Scientists are now using nano tags which emit VHF radio waves and can be received by the Motus Network of towers.  They are very small and can be used on creatures as small as insects, making them very useful for birds.  To date 10,000 birds, bats and insects have been tagged.  This method has been much more successful than anything in the past.

But science is not done yet!  High Resolution Genetic Markers are also recently being used.  These measure DNA from feathers and by isotope analysis they can determine where the bird was hatched and where it has been.  It will be interesting to see what data can be gathered from this new technique.

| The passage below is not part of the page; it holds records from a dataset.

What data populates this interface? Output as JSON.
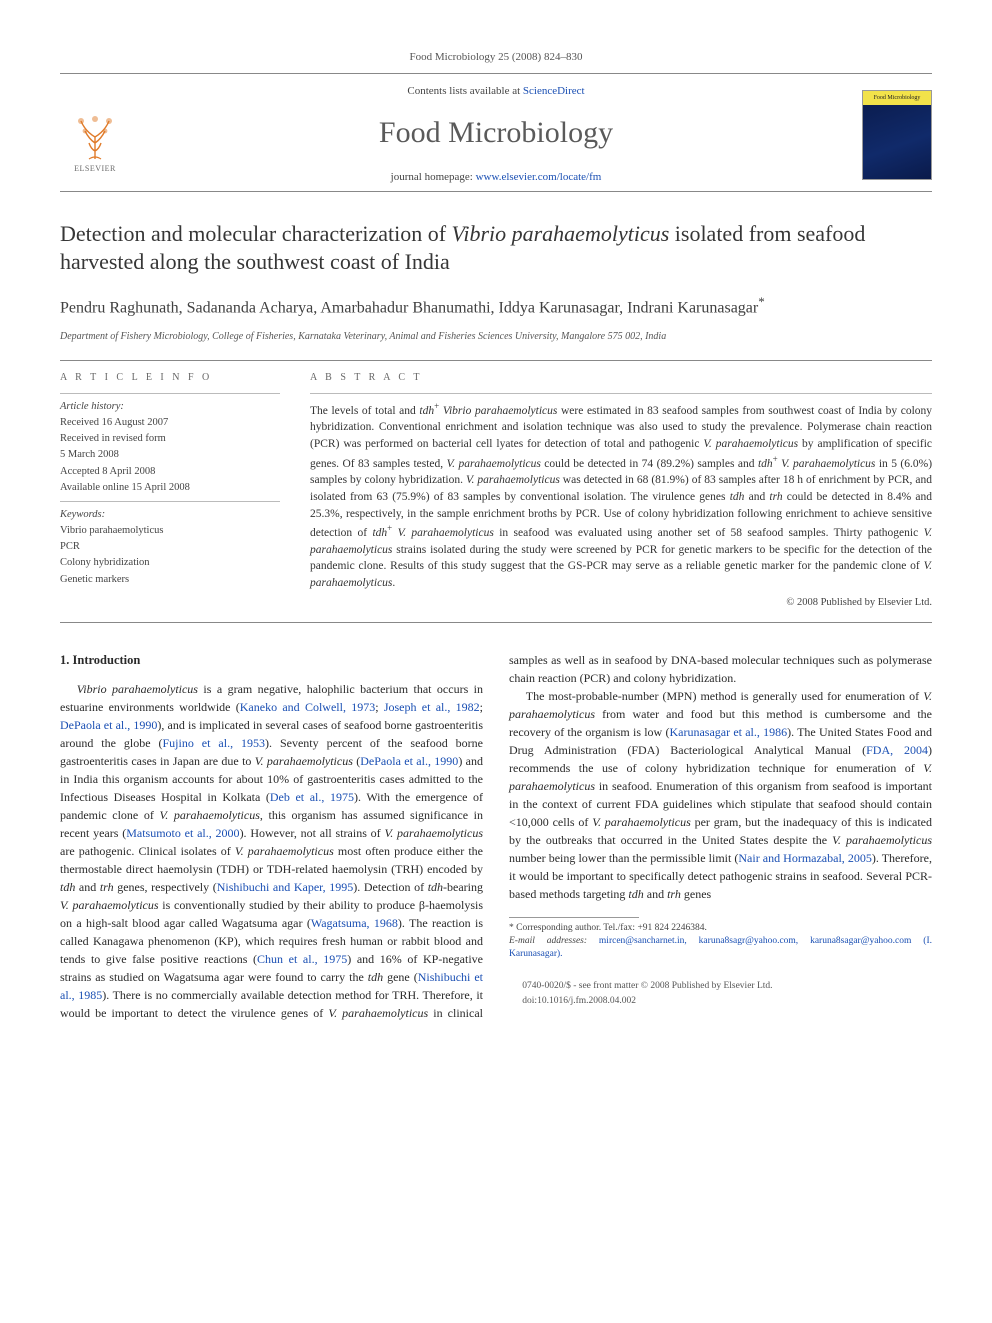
{
  "running_head": "Food Microbiology 25 (2008) 824–830",
  "masthead": {
    "contents_prefix": "Contents lists available at ",
    "contents_link": "ScienceDirect",
    "journal": "Food Microbiology",
    "homepage_prefix": "journal homepage: ",
    "homepage_link": "www.elsevier.com/locate/fm",
    "publisher_name": "ELSEVIER",
    "cover_label": "Food Microbiology"
  },
  "title_part1": "Detection and molecular characterization of ",
  "title_italic": "Vibrio parahaemolyticus",
  "title_part2": " isolated from seafood harvested along the southwest coast of India",
  "authors": "Pendru Raghunath, Sadananda Acharya, Amarbahadur Bhanumathi, Iddya Karunasagar, Indrani Karunasagar",
  "corr_mark": "*",
  "affiliation": "Department of Fishery Microbiology, College of Fisheries, Karnataka Veterinary, Animal and Fisheries Sciences University, Mangalore 575 002, India",
  "article_info": {
    "heading": "A R T I C L E   I N F O",
    "history_label": "Article history:",
    "received": "Received 16 August 2007",
    "revised_l1": "Received in revised form",
    "revised_l2": "5 March 2008",
    "accepted": "Accepted 8 April 2008",
    "online": "Available online 15 April 2008",
    "keywords_label": "Keywords:",
    "kw1": "Vibrio parahaemolyticus",
    "kw2": "PCR",
    "kw3": "Colony hybridization",
    "kw4": "Genetic markers"
  },
  "abstract": {
    "heading": "A B S T R A C T",
    "text_parts": [
      {
        "t": "The levels of total and "
      },
      {
        "t": "tdh",
        "i": true
      },
      {
        "t": "+",
        "sup": true
      },
      {
        "t": " "
      },
      {
        "t": "Vibrio parahaemolyticus",
        "i": true
      },
      {
        "t": " were estimated in 83 seafood samples from southwest coast of India by colony hybridization. Conventional enrichment and isolation technique was also used to study the prevalence. Polymerase chain reaction (PCR) was performed on bacterial cell lyates for detection of total and pathogenic "
      },
      {
        "t": "V. parahaemolyticus",
        "i": true
      },
      {
        "t": " by amplification of specific genes. Of 83 samples tested, "
      },
      {
        "t": "V. parahaemolyticus",
        "i": true
      },
      {
        "t": " could be detected in 74 (89.2%) samples and "
      },
      {
        "t": "tdh",
        "i": true
      },
      {
        "t": "+",
        "sup": true
      },
      {
        "t": " "
      },
      {
        "t": "V. parahaemolyticus",
        "i": true
      },
      {
        "t": " in 5 (6.0%) samples by colony hybridization. "
      },
      {
        "t": "V. parahaemolyticus",
        "i": true
      },
      {
        "t": " was detected in 68 (81.9%) of 83 samples after 18 h of enrichment by PCR, and isolated from 63 (75.9%) of 83 samples by conventional isolation. The virulence genes "
      },
      {
        "t": "tdh",
        "i": true
      },
      {
        "t": " and "
      },
      {
        "t": "trh",
        "i": true
      },
      {
        "t": " could be detected in 8.4% and 25.3%, respectively, in the sample enrichment broths by PCR. Use of colony hybridization following enrichment to achieve sensitive detection of "
      },
      {
        "t": "tdh",
        "i": true
      },
      {
        "t": "+",
        "sup": true
      },
      {
        "t": " "
      },
      {
        "t": "V. parahaemolyticus",
        "i": true
      },
      {
        "t": " in seafood was evaluated using another set of 58 seafood samples. Thirty pathogenic "
      },
      {
        "t": "V. parahaemolyticus",
        "i": true
      },
      {
        "t": " strains isolated during the study were screened by PCR for genetic markers to be specific for the detection of the pandemic clone. Results of this study suggest that the GS-PCR may serve as a reliable genetic marker for the pandemic clone of "
      },
      {
        "t": "V. parahaemolyticus",
        "i": true
      },
      {
        "t": "."
      }
    ],
    "copyright": "© 2008 Published by Elsevier Ltd."
  },
  "section1_heading": "1.  Introduction",
  "intro_p1_parts": [
    {
      "t": "Vibrio parahaemolyticus",
      "i": true
    },
    {
      "t": " is a gram negative, halophilic bacterium that occurs in estuarine environments worldwide ("
    },
    {
      "t": "Kaneko and Colwell, 1973",
      "a": true
    },
    {
      "t": "; "
    },
    {
      "t": "Joseph et al., 1982",
      "a": true
    },
    {
      "t": "; "
    },
    {
      "t": "DePaola et al., 1990",
      "a": true
    },
    {
      "t": "), and is implicated in several cases of seafood borne gastroenteritis around the globe ("
    },
    {
      "t": "Fujino et al., 1953",
      "a": true
    },
    {
      "t": "). Seventy percent of the seafood borne gastroenteritis cases in Japan are due to "
    },
    {
      "t": "V. parahaemolyticus",
      "i": true
    },
    {
      "t": " ("
    },
    {
      "t": "DePaola et al., 1990",
      "a": true
    },
    {
      "t": ") and in India this organism accounts for about 10% of gastroenteritis cases admitted to the Infectious Diseases Hospital in Kolkata ("
    },
    {
      "t": "Deb et al., 1975",
      "a": true
    },
    {
      "t": "). With the emergence of pandemic clone of "
    },
    {
      "t": "V. parahaemolyticus",
      "i": true
    },
    {
      "t": ", this organism has assumed significance in recent years ("
    },
    {
      "t": "Matsumoto et al., 2000",
      "a": true
    },
    {
      "t": "). However, not all strains of "
    },
    {
      "t": "V. parahaemolyticus",
      "i": true
    },
    {
      "t": " are pathogenic. Clinical isolates of "
    },
    {
      "t": "V. parahaemolyticus",
      "i": true
    },
    {
      "t": " most often produce either the thermostable direct haemolysin (TDH) or TDH-related haemolysin (TRH) encoded by "
    },
    {
      "t": "tdh",
      "i": true
    },
    {
      "t": " and "
    },
    {
      "t": "trh",
      "i": true
    },
    {
      "t": " genes, respectively ("
    },
    {
      "t": "Nishibuchi and Kaper, 1995",
      "a": true
    },
    {
      "t": "). Detection of "
    },
    {
      "t": "tdh",
      "i": true
    },
    {
      "t": "-bearing "
    },
    {
      "t": "V. parahaemolyticus",
      "i": true
    },
    {
      "t": " is conventionally studied by their ability to produce "
    },
    {
      "t": "β",
      "g": true
    },
    {
      "t": "-haemolysis on a high-salt blood agar called Wagatsuma agar ("
    },
    {
      "t": "Wagatsuma, 1968",
      "a": true
    },
    {
      "t": "). The reaction is called Kanagawa phenomenon (KP), which requires fresh human or rabbit blood and tends to give false positive reactions ("
    },
    {
      "t": "Chun et al., 1975",
      "a": true
    },
    {
      "t": ") and 16% of KP-negative strains as studied on Wagatsuma agar were found to carry the "
    },
    {
      "t": "tdh",
      "i": true
    },
    {
      "t": " gene ("
    },
    {
      "t": "Nishibuchi et al., 1985",
      "a": true
    },
    {
      "t": "). There is no commercially available detection method for TRH. Therefore, it would be important to detect the virulence genes of "
    },
    {
      "t": "V. parahaemolyticus",
      "i": true
    },
    {
      "t": " in clinical samples as well as in seafood by DNA-based molecular techniques such as polymerase chain reaction (PCR) and colony hybridization."
    }
  ],
  "intro_p2_parts": [
    {
      "t": "The most-probable-number (MPN) method is generally used for enumeration of "
    },
    {
      "t": "V. parahaemolyticus",
      "i": true
    },
    {
      "t": " from water and food but this method is cumbersome and the recovery of the organism is low ("
    },
    {
      "t": "Karunasagar et al., 1986",
      "a": true
    },
    {
      "t": "). The United States Food and Drug Administration (FDA) Bacteriological Analytical Manual ("
    },
    {
      "t": "FDA, 2004",
      "a": true
    },
    {
      "t": ") recommends the use of colony hybridization technique for enumeration of "
    },
    {
      "t": "V. parahaemolyticus",
      "i": true
    },
    {
      "t": " in seafood. Enumeration of this organism from seafood is important in the context of current FDA guidelines which stipulate that seafood should contain <10,000 cells of "
    },
    {
      "t": "V. parahaemolyticus",
      "i": true
    },
    {
      "t": " per gram, but the inadequacy of this is indicated by the outbreaks that occurred in the United States despite the "
    },
    {
      "t": "V. parahaemolyticus",
      "i": true
    },
    {
      "t": " number being lower than the permissible limit ("
    },
    {
      "t": "Nair and Hormazabal, 2005",
      "a": true
    },
    {
      "t": "). Therefore, it would be important to specifically detect pathogenic strains in seafood. Several PCR-based methods targeting "
    },
    {
      "t": "tdh",
      "i": true
    },
    {
      "t": " and "
    },
    {
      "t": "trh",
      "i": true
    },
    {
      "t": " genes"
    }
  ],
  "footnotes": {
    "corr_line": "* Corresponding author. Tel./fax: +91 824 2246384.",
    "email_label": "E-mail addresses:",
    "emails": " mircen@sancharnet.in, karuna8sagr@yahoo.com, karuna8sagar@yahoo.com (I. Karunasagar).",
    "front_matter": "0740-0020/$ - see front matter © 2008 Published by Elsevier Ltd.",
    "doi": "doi:10.1016/j.fm.2008.04.002"
  },
  "colors": {
    "link": "#1a4fb3",
    "text": "#2a2a2a",
    "muted": "#555555",
    "rule": "#888888"
  }
}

These latter techniques have gathered a lot of data on bird migration.  We know a lot more about it now than they did in 1960 or 1970.  However, we have done little to help the birds and improve their migration success.  We need to preserve key stopover sites, to clear the night skies for them to successfully migrate.  We need to turn off our night lights on large buildings and other prime collision sites.  We need to protect flocks that are forced down during weather fallouts.  The key is education and action.  We must get the general population and cities and municipalities involved.  Four percent decline per year is way too much!!